Metal‐Organic Frameworks‐Derived Nickel–Iron Oxyhydroxide with Highly Active Edge Sites for Electrochemical Oxygen Evolution

• Published in: Small structures Vol. 3; no. 10
• Main Authors: Lan, Bi-Liu, Shao, Bing, Yang, Fu-Jie, Pang, Wei, Guo, Zeping, Meng, Ting, Zhang, Zhong, Huang, Jin
• Format: Journal Article
• Language: English
• Published: Weinheim John Wiley & Sons, Inc 01.10.2022
• Subjects: Catalysts; Chemical synthesis; Density functional theory; Electrochemical fabrication; Electrolytes; Iron; Metal-organic frameworks; metal–organic frameworks (MOFs); Mossbauer spectroscopy; Nickel; nickel–iron oxyhydroxides; Oxygen evolution reactions; Photoelectrons; structure–property relationships
• ISSN: 2688-4062; 2688-4062
• DOI: 10.1002/sstr.202200085

Accurate introduction of catalytic active sites to precise locations on the catalyst surface is a challenge in designing and synthesizing high‐efficiency catalysts.
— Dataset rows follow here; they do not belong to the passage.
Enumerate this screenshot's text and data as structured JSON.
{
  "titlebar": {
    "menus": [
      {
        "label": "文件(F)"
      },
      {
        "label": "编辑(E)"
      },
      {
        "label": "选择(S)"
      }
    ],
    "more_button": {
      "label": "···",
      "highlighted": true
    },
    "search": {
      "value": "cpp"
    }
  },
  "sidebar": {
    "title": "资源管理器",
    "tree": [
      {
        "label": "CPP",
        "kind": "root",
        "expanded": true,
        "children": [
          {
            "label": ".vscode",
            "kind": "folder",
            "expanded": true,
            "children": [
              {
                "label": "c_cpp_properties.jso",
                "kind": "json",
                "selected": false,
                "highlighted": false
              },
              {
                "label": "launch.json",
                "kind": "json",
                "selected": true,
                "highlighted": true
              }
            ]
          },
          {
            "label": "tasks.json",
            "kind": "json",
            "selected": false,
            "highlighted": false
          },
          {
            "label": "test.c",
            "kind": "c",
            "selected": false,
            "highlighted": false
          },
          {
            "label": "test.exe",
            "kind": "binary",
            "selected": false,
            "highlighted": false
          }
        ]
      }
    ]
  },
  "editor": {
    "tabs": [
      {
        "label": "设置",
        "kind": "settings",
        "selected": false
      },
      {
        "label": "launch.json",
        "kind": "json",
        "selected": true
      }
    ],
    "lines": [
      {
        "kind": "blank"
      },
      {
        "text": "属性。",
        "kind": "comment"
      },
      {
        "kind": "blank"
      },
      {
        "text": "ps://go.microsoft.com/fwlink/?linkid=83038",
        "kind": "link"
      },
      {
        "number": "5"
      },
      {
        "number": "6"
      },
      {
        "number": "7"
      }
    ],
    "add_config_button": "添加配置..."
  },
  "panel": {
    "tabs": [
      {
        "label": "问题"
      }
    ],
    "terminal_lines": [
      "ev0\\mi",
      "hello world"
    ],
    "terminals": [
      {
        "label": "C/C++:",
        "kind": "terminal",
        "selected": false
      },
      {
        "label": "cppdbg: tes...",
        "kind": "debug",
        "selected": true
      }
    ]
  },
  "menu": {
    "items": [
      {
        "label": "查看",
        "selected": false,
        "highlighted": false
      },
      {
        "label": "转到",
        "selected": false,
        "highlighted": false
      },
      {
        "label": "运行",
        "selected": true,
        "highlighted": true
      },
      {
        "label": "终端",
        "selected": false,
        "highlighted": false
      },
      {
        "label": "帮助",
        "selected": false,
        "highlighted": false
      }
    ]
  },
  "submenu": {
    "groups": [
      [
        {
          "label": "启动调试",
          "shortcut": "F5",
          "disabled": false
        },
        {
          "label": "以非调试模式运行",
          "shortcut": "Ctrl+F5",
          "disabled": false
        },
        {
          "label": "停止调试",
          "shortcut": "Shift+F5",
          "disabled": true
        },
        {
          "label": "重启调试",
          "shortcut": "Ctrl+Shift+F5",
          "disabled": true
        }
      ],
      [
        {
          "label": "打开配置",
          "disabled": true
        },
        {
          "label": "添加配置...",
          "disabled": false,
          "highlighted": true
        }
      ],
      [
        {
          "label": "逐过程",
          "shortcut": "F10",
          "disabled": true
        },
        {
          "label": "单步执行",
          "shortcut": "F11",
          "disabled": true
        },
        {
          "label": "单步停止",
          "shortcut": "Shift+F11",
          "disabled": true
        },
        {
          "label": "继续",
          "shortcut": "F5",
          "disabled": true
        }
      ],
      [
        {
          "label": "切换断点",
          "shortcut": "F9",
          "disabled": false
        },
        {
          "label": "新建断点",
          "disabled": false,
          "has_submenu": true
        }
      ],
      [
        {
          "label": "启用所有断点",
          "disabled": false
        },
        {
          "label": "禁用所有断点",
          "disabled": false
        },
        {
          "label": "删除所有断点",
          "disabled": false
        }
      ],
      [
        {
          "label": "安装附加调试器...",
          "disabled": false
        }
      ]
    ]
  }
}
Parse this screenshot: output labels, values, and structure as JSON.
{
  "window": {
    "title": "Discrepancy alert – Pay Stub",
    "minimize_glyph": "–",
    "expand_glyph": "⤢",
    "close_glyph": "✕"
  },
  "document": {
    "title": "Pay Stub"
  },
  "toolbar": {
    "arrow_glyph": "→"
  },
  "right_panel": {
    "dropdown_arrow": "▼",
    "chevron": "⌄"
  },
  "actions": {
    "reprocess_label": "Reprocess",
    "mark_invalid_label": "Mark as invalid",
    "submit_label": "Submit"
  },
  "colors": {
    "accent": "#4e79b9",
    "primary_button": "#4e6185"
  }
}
Herein, the α phase nickel–iron oxyhydroxide (α‐NiFeOxHy) rich of nickel active edge sites is electrochemically in situ generated from Fe‐square acid metal–organic framework precursor deposited on nickel‐containing electrode matrixes, which revealed superior oxygen evolution reaction performance signified by an overpotential of 167 mV to achieve a current density of 10 mA cm−2 in alkaline electrolytes. Notably, the as‐prepared metal oxyhydroxide exhibits long‐term electrochemical durability in 10 mA cm−2 for over 1080 h. By integrating the electrochemical evidence, Mössbauer spectroscopy, X‐Ray photoelectron spectroscopy, and density functional theory calculations, the nickel species enriched on the exposed edge facet of the as‐synthesized α‐NiFeOxHy are proposed to be the highly catalytic active site. This study provides an expedient and energy‐efficient approach to in situ electrochemical fabrication of high‐performance NiFeOxHy oxygen evolution reaction catalysts from metal‐organic frameworks. The ultra‐microporous Fe‐based metal‐organic frameworks are in situ electrochemically transformed into α‐NiFeOxHy from the surface to the interior, and the ultra‐high active edge‐site nickel originating from the dissolution and release of the nickel substrate during the oxygen evolution reaction test.